Of course, what you seem to be really talking about is data we store with these companies that are considered ‘Third Party Records’. But that is a different stew then what you are arguing, making the debate…problematic.

And a question, what police is being reported of your movement, and for what? I challenge the impossibility of being reported to the police (a phrase which indicates criminal behavior). I also posit that the likelihood of someone in the government noticing you crossing the country somewhere is as likely as it used to be, the only difference being it could get recorded in a database. But as Techdirt notes, going out in public is a privacy tradeoff. Techdirt is noting a poorly/not at all understood tradeoff we are making, to push policy in a better direction.

Ben (profile) says:

GDPR

This problem of data sharing was one of the things GDPR was supposed to prevent. I’m not suggesting that GDPR is the solution, but it’s certainly a step in the right direction when it comes to making one (as a systems designer/developer/maintainer) think about data protection in a new light.
GDPR has it’s own problems, but it’s quite clear that whatever data protection law you have in the US, it’s not good enough.

Q West-Chun says:

Is NYT naive? Or pretending?

There’s a certain naive shock by both the Times authors and its subjects … The fact that we’re still so collectively naive to the scope of the problem a decade or two later is utterly mind boggling in and of itself.

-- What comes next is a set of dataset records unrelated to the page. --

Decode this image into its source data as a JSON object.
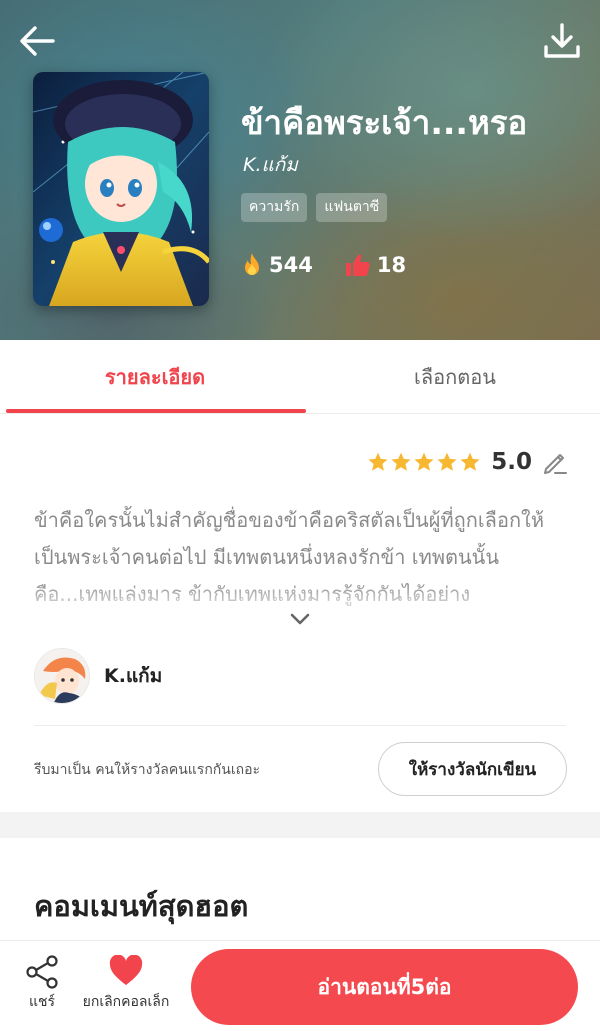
{
  "header": {
    "back_icon": "arrow-left-icon",
    "download_icon": "download-icon"
  },
  "book": {
    "title": "ข้าคือพระเจ้า...หรอ",
    "author": "K.แก้ม",
    "tags": [
      "ความรัก",
      "แฟนตาซี"
    ],
    "views": "544",
    "likes": "18",
    "views_icon": "flame-icon",
    "likes_icon": "thumbs-up-icon"
  },
  "tabs": {
    "detail": "รายละเอียด",
    "chapters": "เลือกตอน"
  },
  "detail": {
    "rating": "5.0",
    "stars": 5,
    "synopsis": "ข้าคือใครนั้นไม่สำคัญชื่อของข้าคือคริสตัลเป็นผู้ที่ถูกเลือกให้เป็นพระเจ้าคนต่อไป  มีเทพตนหนึ่งหลงรักข้า  เทพตนนั้นคือ...เทพแล่งมาร  ข้ากับเทพแห่งมารรู้จักกันได้อย่าง",
    "writer_name": "K.แก้ม",
    "reward_hint": "รีบมาเป็น คนให้รางวัลคนแรกกันเถอะ",
    "reward_button": "ให้รางวัลนักเขียน"
  },
  "comments": {
    "title": "คอมเมนท์สุดฮอต"
  },
  "bottom_bar": {
    "share_label": "แชร์",
    "favorite_label": "ยกเลิกคอลเล็ก",
    "read_button": "อ่านตอนที่5ต่อ"
  },
  "colors": {
    "accent": "#f1444c",
    "star": "#f7b731",
    "read_button": "#f44a4f"
  }
}
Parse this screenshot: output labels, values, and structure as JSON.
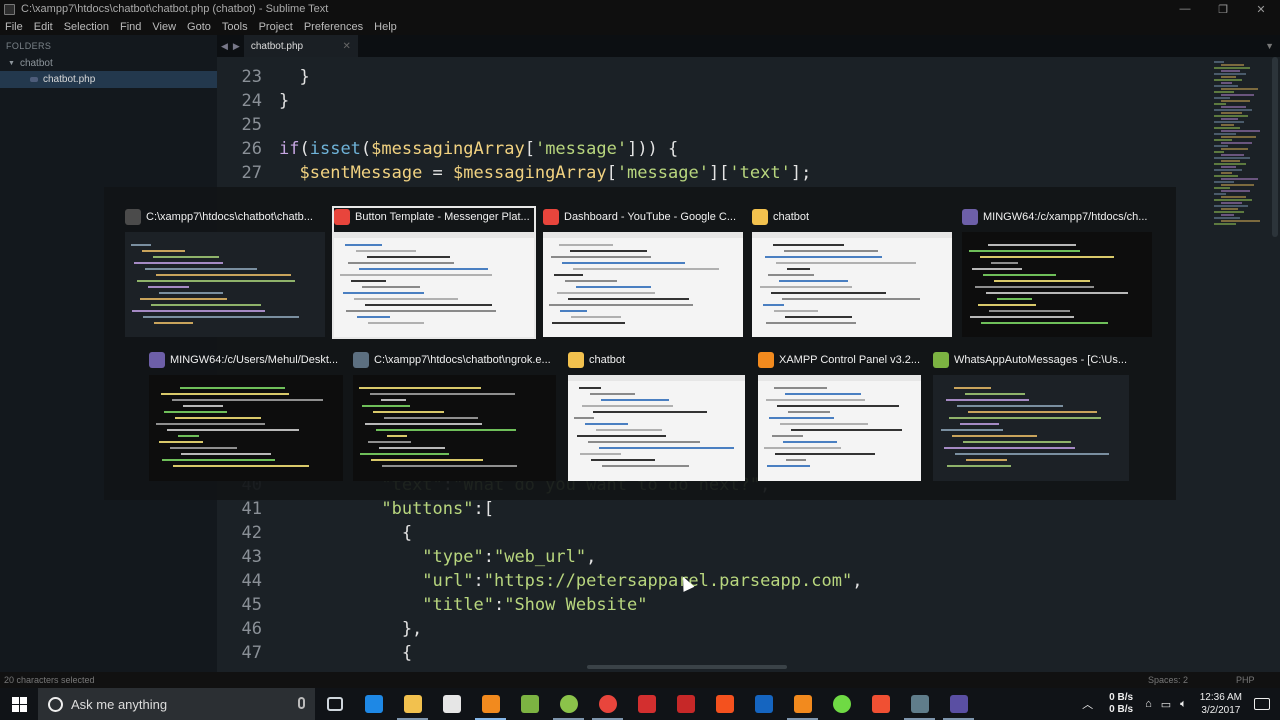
{
  "window": {
    "title": "C:\\xampp7\\htdocs\\chatbot\\chatbot.php (chatbot) - Sublime Text",
    "controls": [
      "—",
      "❐",
      "✕"
    ]
  },
  "menu": [
    "File",
    "Edit",
    "Selection",
    "Find",
    "View",
    "Goto",
    "Tools",
    "Project",
    "Preferences",
    "Help"
  ],
  "sidebar": {
    "heading": "FOLDERS",
    "folder": "chatbot",
    "file": "chatbot.php"
  },
  "tabs": [
    {
      "label": "chatbot.php",
      "close": "✕"
    }
  ],
  "editor": {
    "lines": [
      {
        "n": "23",
        "code": "  }"
      },
      {
        "n": "24",
        "code": "}"
      },
      {
        "n": "25",
        "code": ""
      },
      {
        "n": "26",
        "code": "if(isset($messagingArray['message'])) {"
      },
      {
        "n": "27",
        "code": "  $sentMessage = $messagingArray['message']['text'];"
      },
      {
        "n": "40",
        "code": "          \"text\":\"What do you want to do next?\","
      },
      {
        "n": "41",
        "code": "          \"buttons\":["
      },
      {
        "n": "42",
        "code": "            {"
      },
      {
        "n": "43",
        "code": "              \"type\":\"web_url\","
      },
      {
        "n": "44",
        "code": "              \"url\":\"https://petersapparel.parseapp.com\","
      },
      {
        "n": "45",
        "code": "              \"title\":\"Show Website\""
      },
      {
        "n": "46",
        "code": "            },"
      },
      {
        "n": "47",
        "code": "            {"
      }
    ]
  },
  "status": {
    "selection": "20 characters selected",
    "indent": "Spaces: 2",
    "syntax": "PHP"
  },
  "switcher": {
    "windows": [
      {
        "title": "C:\\xampp7\\htdocs\\chatbot\\chatb...",
        "icon": "sublime-icon",
        "color": "#4b4b4b",
        "kind": "dark",
        "selected": false
      },
      {
        "title": "Button Template - Messenger Plat...",
        "icon": "chrome-icon",
        "color": "#e8453c",
        "kind": "light",
        "selected": true
      },
      {
        "title": "Dashboard - YouTube - Google C...",
        "icon": "chrome-icon",
        "color": "#e8453c",
        "kind": "light",
        "selected": false
      },
      {
        "title": "chatbot",
        "icon": "folder-icon",
        "color": "#f2c14e",
        "kind": "light",
        "selected": false
      },
      {
        "title": "MINGW64:/c/xampp7/htdocs/ch...",
        "icon": "git-bash-icon",
        "color": "#6d5fa8",
        "kind": "term",
        "selected": false
      },
      {
        "title": "MINGW64:/c/Users/Mehul/Deskt...",
        "icon": "git-bash-icon",
        "color": "#6d5fa8",
        "kind": "term",
        "selected": false
      },
      {
        "title": "C:\\xampp7\\htdocs\\chatbot\\ngrok.e...",
        "icon": "console-icon",
        "color": "#5c6f80",
        "kind": "term",
        "selected": false
      },
      {
        "title": "chatbot",
        "icon": "folder-icon",
        "color": "#f2c14e",
        "kind": "light",
        "selected": false
      },
      {
        "title": "XAMPP Control Panel v3.2...",
        "icon": "xampp-icon",
        "color": "#f28a1e",
        "kind": "light",
        "selected": false
      },
      {
        "title": "WhatsAppAutoMessages - [C:\\Us...",
        "icon": "android-studio-icon",
        "color": "#7cb342",
        "kind": "dark",
        "selected": false
      }
    ]
  },
  "taskbar": {
    "search_placeholder": "Ask me anything",
    "apps": [
      {
        "name": "task-view-icon",
        "color": "#cfd6dc",
        "state": ""
      },
      {
        "name": "edge-icon",
        "color": "#1e88e5",
        "state": ""
      },
      {
        "name": "file-explorer-icon",
        "color": "#f2c14e",
        "state": "open"
      },
      {
        "name": "store-icon",
        "color": "#e6e6e6",
        "state": ""
      },
      {
        "name": "sublime-text-icon",
        "color": "#f28a1e",
        "state": "active"
      },
      {
        "name": "notepad-icon",
        "color": "#7cb342",
        "state": ""
      },
      {
        "name": "android-icon",
        "color": "#8bc34a",
        "state": "open"
      },
      {
        "name": "chrome-icon",
        "color": "#e8453c",
        "state": "open"
      },
      {
        "name": "acrobat-icon",
        "color": "#d32f2f",
        "state": ""
      },
      {
        "name": "filezilla-icon",
        "color": "#c62828",
        "state": ""
      },
      {
        "name": "office-icon",
        "color": "#f4511e",
        "state": ""
      },
      {
        "name": "photoshop-icon",
        "color": "#1565c0",
        "state": ""
      },
      {
        "name": "xampp-icon",
        "color": "#f28a1e",
        "state": "open"
      },
      {
        "name": "upwork-icon",
        "color": "#6fda44",
        "state": ""
      },
      {
        "name": "git-icon",
        "color": "#f05033",
        "state": ""
      },
      {
        "name": "console-icon",
        "color": "#607d8b",
        "state": "open"
      },
      {
        "name": "git-bash-icon",
        "color": "#5a4fa3",
        "state": "open"
      }
    ],
    "tray": {
      "net_up": "0 B/s",
      "net_down": "0 B/s",
      "time": "12:36 AM",
      "date": "3/2/2017"
    }
  }
}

Yeah, tell me about it! YOU carry spying gadgets everywhere, then somehow imagine that data is "safe" with 3rd parties, and that gov’t requires a warrant for "pen register" data you’ve freely given away! YEESH. You kids are as I’ve long said: without self-awareness.

But MAIN take-away from this Techdirt re-write is never negative mention here of biggest data collector of all: GOOGLE! Google gives NSA "direct access", according to Snowden.